Of the latest developments are:
The Human Genome Project (see also article by this name), whereby almost the entire genetic code of man has been determined. Deciphering of the code is at present done internationally and researchers hope to be able to eventually determine precisely where every gene is located on every chromosome.
It might soon be possible to analyse the genetic composition of an embryo and to discover what the baby developing from it will look like, as well as to which diseases he or she will be susceptible. In future parents will probably be able to choose which of various embryos they wish to have implanted and doctors will be able to correct genetic abnormalities early in pregnancy.
It will even be possible to compile an individual health programme for every person that would be ideal for his or her specific genetic profile. The emphasis can be shifted to the prevention rather than the treatment of serious diseases such as cancer and heart diseases.

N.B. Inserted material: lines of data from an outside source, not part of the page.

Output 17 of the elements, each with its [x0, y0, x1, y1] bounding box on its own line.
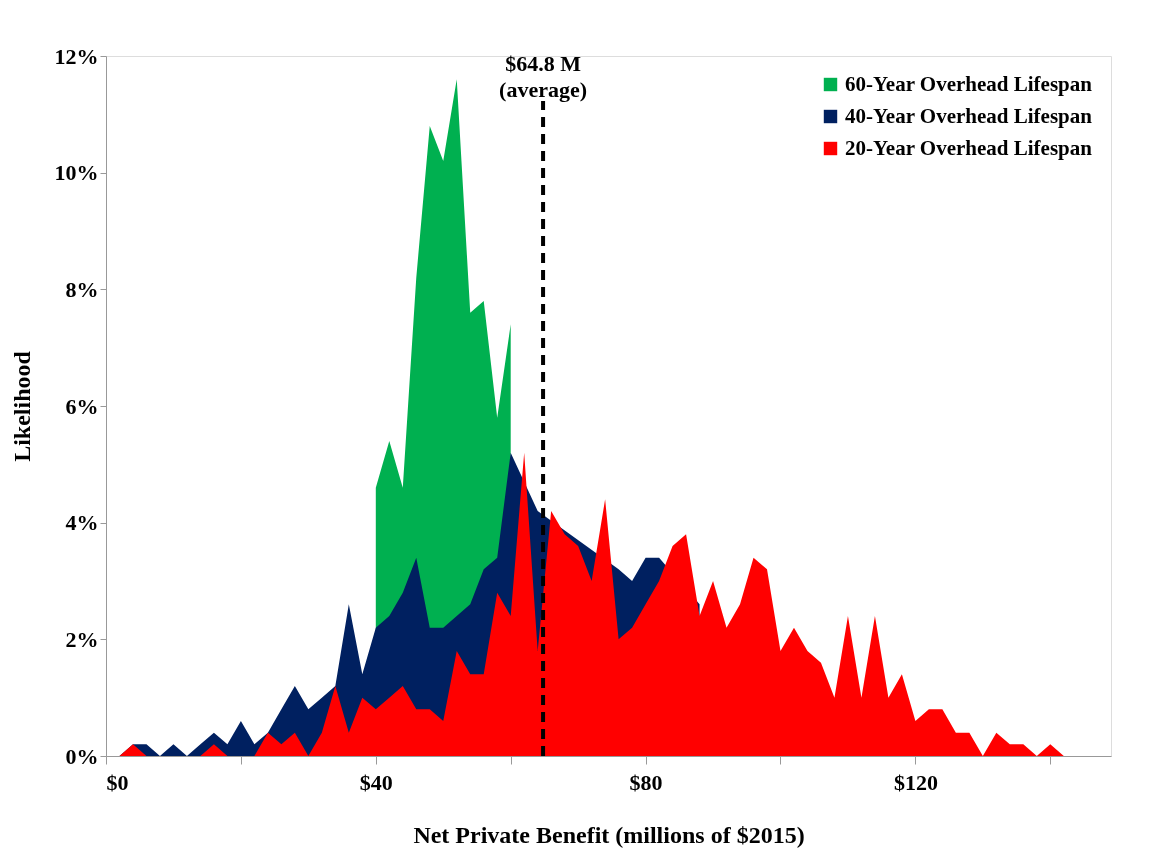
x-tick-label: $0: [106, 769, 129, 795]
legend-label: 40-Year Overhead Lifespan: [845, 103, 1093, 128]
y-tick-label: 8%: [65, 276, 99, 302]
legend-label: 60-Year Overhead Lifespan: [845, 71, 1093, 96]
x-tick-label: $80: [629, 769, 663, 795]
legend-label: 20-Year Overhead Lifespan: [845, 135, 1093, 160]
y-tick-label: 4%: [65, 510, 99, 536]
ref-line-label: $64.8 M (average): [499, 51, 588, 102]
x-axis-title: Net Private Benefit (millions of $2015): [413, 821, 805, 848]
y-tick-label: 2%: [65, 626, 99, 652]
x-tick-label: $40: [359, 769, 393, 795]
y-tick-label: 10%: [54, 160, 99, 186]
y-tick-label: 12%: [54, 43, 99, 69]
y-axis-title: Likelihood: [8, 350, 35, 462]
y-tick-label: 0%: [65, 743, 99, 769]
x-tick-label: $120: [893, 769, 938, 795]
y-tick-label: 6%: [65, 393, 99, 419]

Genetic manipulation of agricultural crops. Instead of only relying on cross-breeding to improve crops, genes from other species are transferred to improve yields or to render plants more resistant to insect pests.
Cloning. After a sheep, Dolly, was the first mammal to be cloned in 1997 from the cell of a dead animal, a variety of other clones have been created. Cloning can be used to create whole herds of exceptionally superior animals, to increase stocks of endangered species and even to cultivate organs for transplantation.
Research on the relationship between organisms. By studying certain genes that occur in a variety of organisms, the relationship between different forms of life can be determined. This does not only make the classification of living organisms much more accurate than in the past, but should also provide important information on how certain structures, tissues and organs have developed through evolution.